[eigenket]

People have already said here most of what I want to say in this comment, but just to make it as explicit as possible:

Essentially the only reason anyone thinks that useful quantum computation is possible is because of things called threshold theorems, which state that as long as the noise in each qubit is less than some small but non-zero error rate you can add more qubits and use quantum error correction to make your computation arbitrarily precise. In other words as long as you're below the threshold rate quantum computers scale well.

Of course those threshold rates are very very small, and creating significiant numbers of qubits which are below the threshold rates is incredibly difficult, but theoretically it works.

[upofadown]

>...as long as you're below the threshold rate quantum computers scale well.

Last I heard, getting below that threshold was going to take one or two orders of magnitude of noise improvement. That seems unlikely.

Say you were at a VC presentation and the company said that they had this really great system and the only thing stopping their immense success was the requirement to reduce the noise by an order or two of magnitude. Oh, and by the way, we already have the system very close to absolute zero. So you ask them what they are planning to do and they tell you that they don't have the faintest idea. Noise is always the ultimate limit on the information that can be obtained from a system. The most reasonable interpretation of the situation is that a technology doesn't exist and that there is no reason to think it would ever exist.

But when it comes to quantum computers the optimism is boundless. I am not sure why.

[eigenket]

I agree with you that the general optimism towards quantum computing needs some tempering. It is certainly possible it doesn't work out and we never get a universal fault-tolerant quantum computer.

I think part of the reason for optimism is that there are a lot of different ways to make a quantum computer. Ion traps, linear optics, resonant superconducting circuits, topological quantum computing (if anyone ever actually discovers an anyon) and many more.

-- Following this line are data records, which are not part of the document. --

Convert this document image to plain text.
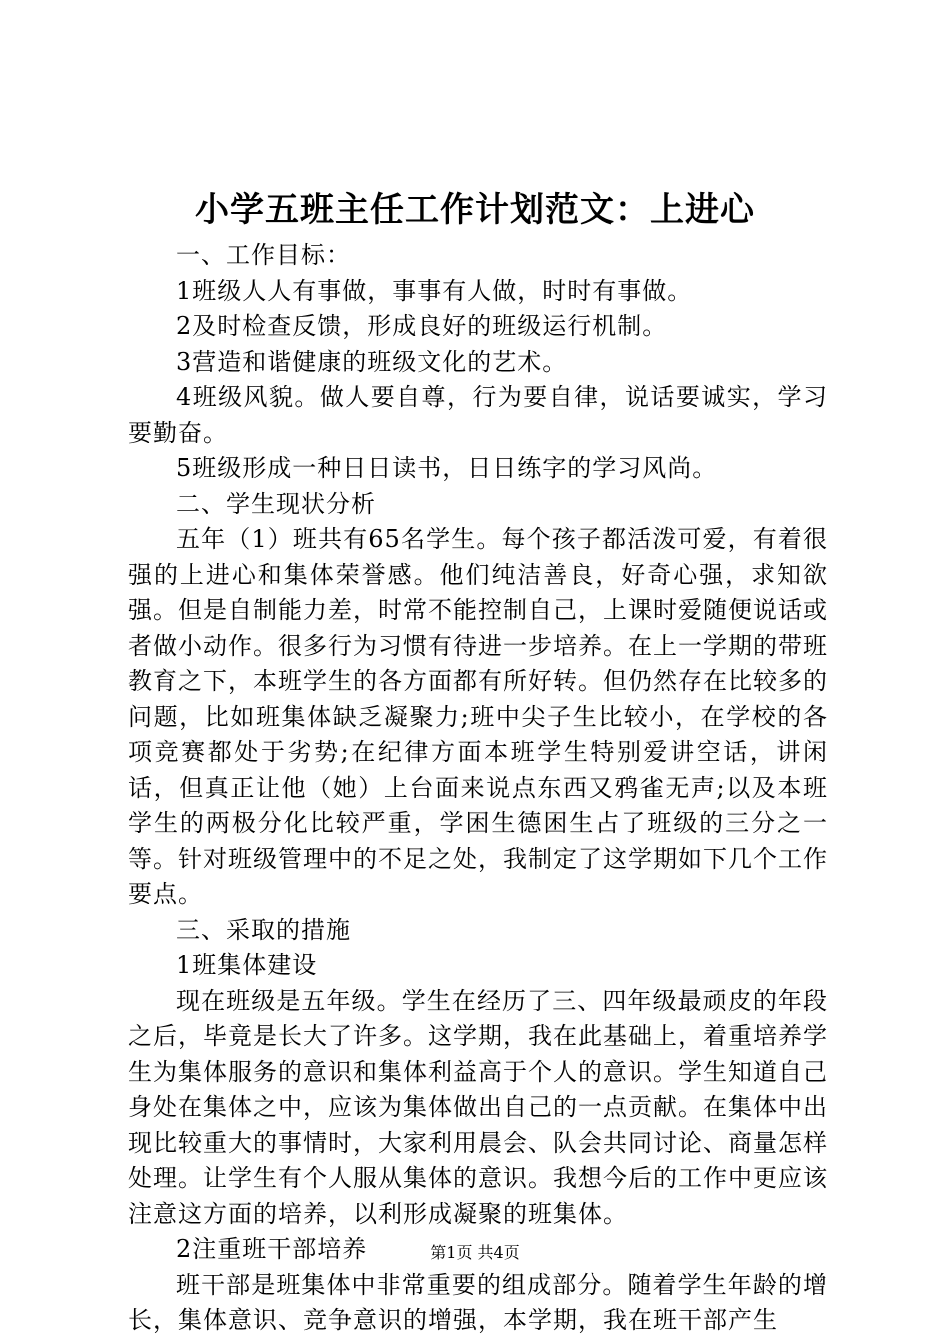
小学五班主任工作计划范文：上进心

一、工作目标：

1班级人人有事做，事事有人做，时时有事做。

2及时检查反馈，形成良好的班级运行机制。

3营造和谐健康的班级文化的艺术。

4班级风貌。做人要自尊，行为要自律，说话要诚实，学习要勤奋。

5班级形成一种日日读书，日日练字的学习风尚。

二、学生现状分析

五年（1）班共有65名学生。每个孩子都活泼可爱，有着很强的上进心和集体荣誉感。他们纯洁善良，好奇心强，求知欲强。但是自制能力差，时常不能控制自己，上课时爱随便说话或者做小动作。很多行为习惯有待进一步培养。在上一学期的带班教育之下，本班学生的各方面都有所好转。但仍然存在比较多的问题，比如班集体缺乏凝聚力;班中尖子生比较小，在学校的各项竞赛都处于劣势;在纪律方面本班学生特别爱讲空话，讲闲话，但真正让他（她）上台面来说点东西又鸦雀无声;以及本班学生的两极分化比较严重，学困生德困生占了班级的三分之一等。针对班级管理中的不足之处，我制定了这学期如下几个工作要点。

三、采取的措施

1班集体建设

现在班级是五年级。学生在经历了三、四年级最顽皮的年段之后，毕竟是长大了许多。这学期，我在此基础上，着重培养学生为集体服务的意识和集体利益高于个人的意识。学生知道自己身处在集体之中，应该为集体做出自己的一点贡献。在集体中出现比较重大的事情时，大家利用晨会、队会共同讨论、商量怎样处理。让学生有个人服从集体的意识。我想今后的工作中更应该注意这方面的培养，以利形成凝聚的班集体。

2注重班干部培养

班干部是班集体中非常重要的组成部分。随着学生年龄的增长，集体意识、竞争意识的增强，本学期，我在班干部产生

第1页 共4页
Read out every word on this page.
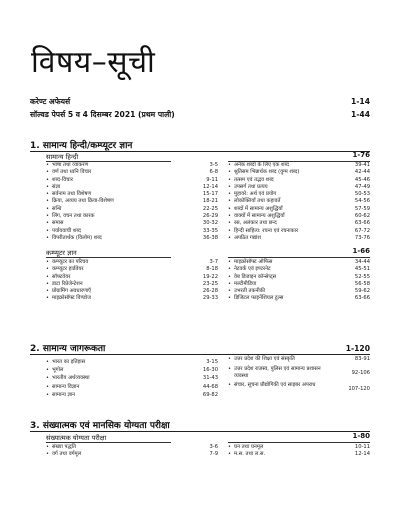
विषय–सूची
करेण्ट अफेयर्स	1-14
सॉल्वड पेपर्स 5 व 4 दिसम्बर 2021 (प्रथम पाली)	1-44
1. सामान्य हिन्दी/कम्प्यूटर ज्ञान
सामान्य हिन्दी	1-76
• भाषा तथा व्याकरण	3-5
• वर्ण तथा ध्वनि विचार	6-8
• शब्द-विचार	9-11
• संज्ञा	12-14
• सर्वनाम तथा विशेषण	15-17
• क्रिया, अव्यय तथा क्रिया-विशेषण	18-21
• सन्धि	22-25
• लिंग, वचन तथा कारक	26-29
• समास	30-32
• पर्यायवाची शब्द	33-35
• विपरीतार्थक (विलोम) शब्द	36-38
• अनेक शब्दों के लिए एक शब्द	39-41
• श्रुतिसम भिन्नार्थक शब्द (युग्म शब्द)	42-44
• तत्सम एवं तद्भव शब्द	45-46
• उपसर्ग तथा प्रत्यय	47-49
• मुहावरे: अर्थ एवं प्रयोग	50-53
• लोकोक्तियाँ तथा कहावतें	54-56
• शब्दों में सामान्य अशुद्धियाँ	57-59
• वाक्यों में सामान्य अशुद्धियाँ	60-62
• रस, अलंकार तथा छन्द	63-66
• हिन्दी साहित्य: रचना एवं रचनाकार	67-72
• अपठित गद्यांश	73-76
कम्प्यूटर ज्ञान	1-66
• कम्प्यूटर का परिचय	3-7
• कम्प्यूटर हार्डवेयर	8-18
• सॉफ्टवेयर	19-22
• डाटा रिप्रेजेन्टेशन	23-25
• प्रोग्रामिंग अवधारणाएँ	26-28
• माइक्रोसॉफ्ट विण्डोज	29-33
• माइक्रोसॉफ्ट ऑफिस	34-44
• नेटवर्क एवं इण्टरनेट	45-51
• वेब डिजाइन कॉन्सेप्ट्स	52-55
• मल्टीमीडिया	56-58
• उभरती तकनीकी	59-62
• डिजिटल फाइनेंशियल टूल्स	63-66
2. सामान्य जागरूकता	1-120
• भारत का इतिहास	3-15
• भूगोल	16-30
• भारतीय अर्थव्यवस्था	31-43
• सामान्य विज्ञान	44-68
• सामान्य ज्ञान	69-82
• उत्तर प्रदेश की शिक्षा एवं संस्कृति	83-91
• उत्तर प्रदेश राजस्व, पुलिस एवं सामान्य प्रशासन व्यवस्था
92-106
• संचार, सूचना प्रौद्योगिकी एवं साइबर अपराध
107-120
3. संख्यात्मक एवं मानसिक योग्यता परीक्षा
संख्यात्मक योग्यता परीक्षा	1-80
• संख्या पद्धति	3-6
• वर्ग तथा वर्गमूल	7-9
• घन तथा घनमूल	10-11
• म.स. तथा ल.स.	12-14
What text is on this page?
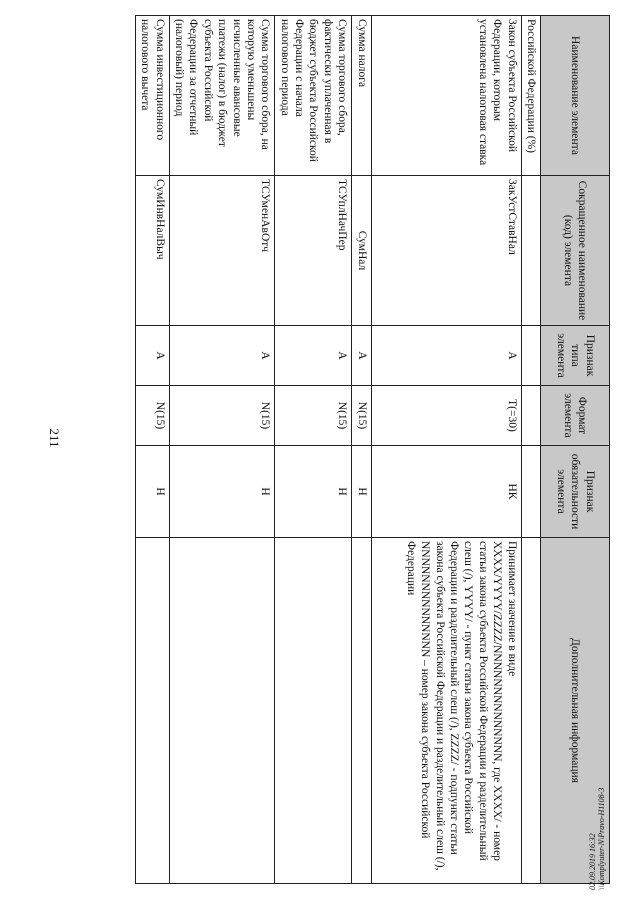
211
Наименование элемента	Сокращенное наименование (код) элемента	Признак типа элемента	Формат элемента	Признак обязательности элемента	Дополнительная информация
Российской Федерации (%)					
Закон субъекта Российской Федерации, которым установлена налоговая ставка	ЗакУстСтавНал	А	T(=30)	НК	Принимает значение в виде XXXX/YYYY/ZZZZ/NNNNNNNNNNNNNN, где XXXX/ - номер статьи закона субъекта Российской Федерации и разделительный слеш (/), YYYY/ - пункт статьи закона субъекта Российской Федерации и разделительный слеш (/), ZZZZ/ - подпункт статьи закона субъекта Российской Федерации и разделительный слеш (/), NNNNNNNNNNNNNN – номер закона субъекта Российской Федерации
Сумма налога	СумНал	А	N(15)	Н	
Сумма торгового сбора, фактически уплаченная в бюджет субъекта Российской Федерации с начала налогового периода	ТСУплНачПер	А	N(15)	Н	
Сумма торгового сбора, на которую уменьшены исчисленные авансовые платежи (налог) в бюджет субъекта Российской Федерации за отчетный (налоговый) период	ТСУменАвОтч	А	N(15)	Н	
Сумма инвестиционного налогового вычета	СумИнвНалВыч	А	N(15)	Н	
02.09.2019 16:32 \\Komplyuter-N\Pravo-H1108-3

Different groups are working on wildly different directions right now, i.e. Google and IBM are doing superconducting stuff, microsoft loves topological stuff, researchers at various places are doing trapped ions and at least one company (psi-quantum) is working on linear optics.

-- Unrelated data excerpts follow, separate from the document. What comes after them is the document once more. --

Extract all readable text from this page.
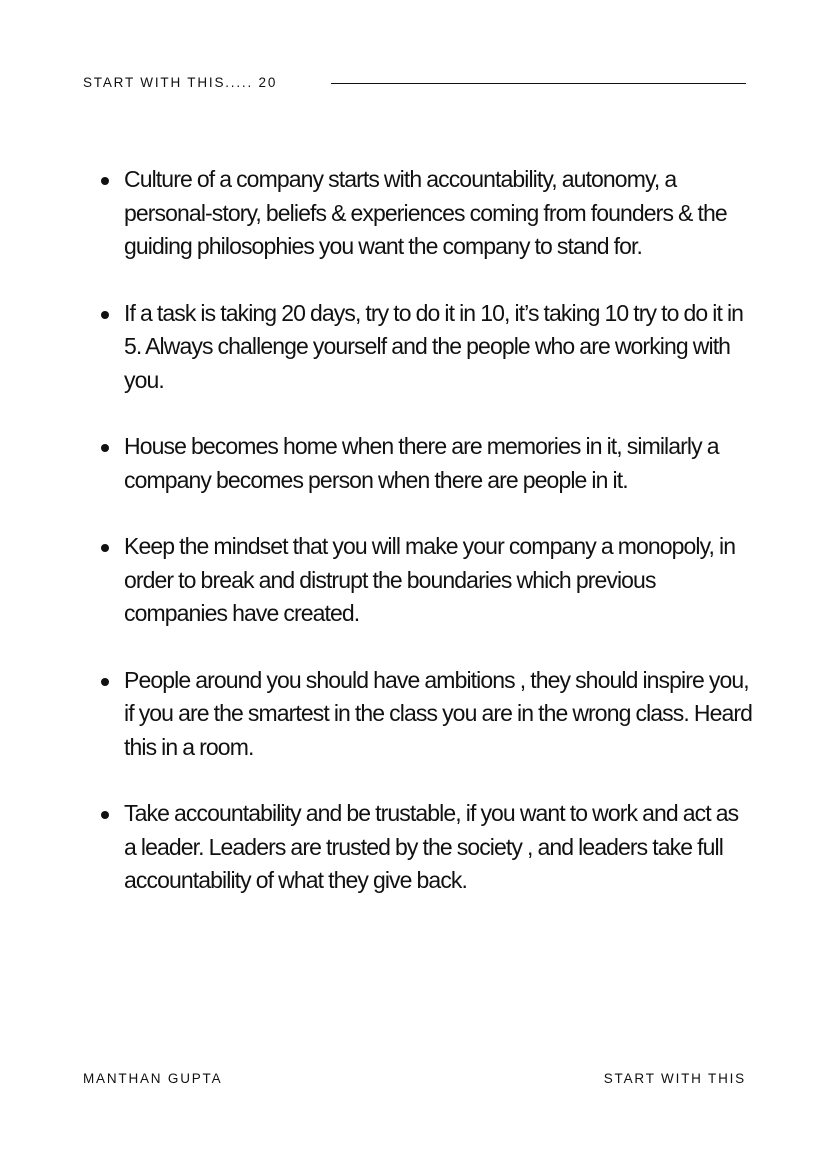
START WITH THIS..... 20
Culture of a company starts with accountability, autonomy, a personal-story, beliefs & experiences coming from founders & the guiding philosophies you want the company to stand for.
If a task is taking 20 days, try to do it in 10, it’s taking 10 try to do it in 5. Always challenge yourself and the people who are working with you.
House becomes home when there are memories in it, similarly a company becomes person when there are people in it.
Keep the mindset that you will make your company a monopoly, in order to break and distrupt the boundaries which previous companies have created.
People around you should have ambitions , they should inspire you, if you are the smartest in the class you are in the wrong class. Heard this in a room.
Take accountability and be trustable, if you want to work and act as a leader. Leaders are trusted by the society , and leaders take full accountability of what they give back.
MANTHAN GUPTA	START WITH THIS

It certainly wouldn't be surprising if several of these approaches fail to work, but the hope is that they don't all fail.

[bawolff]

> the only thing stopping their immense success was the requirement to reduce the noise by an order or two of magnitude

I mean, i know its different context, but in general, a 1-2 magnitude improvement in hardware capability does not sound crazy on its face for most of the computer industry. Most computer hardware has improved by that much over very short time periods historically.

[JBits]

I don't necessarily disagree with what you're saying but multiple research teams do already have error rates below the threshold. It's still early days for the most promising QC platforms, so it's too early to tell if making a QC is possible or not.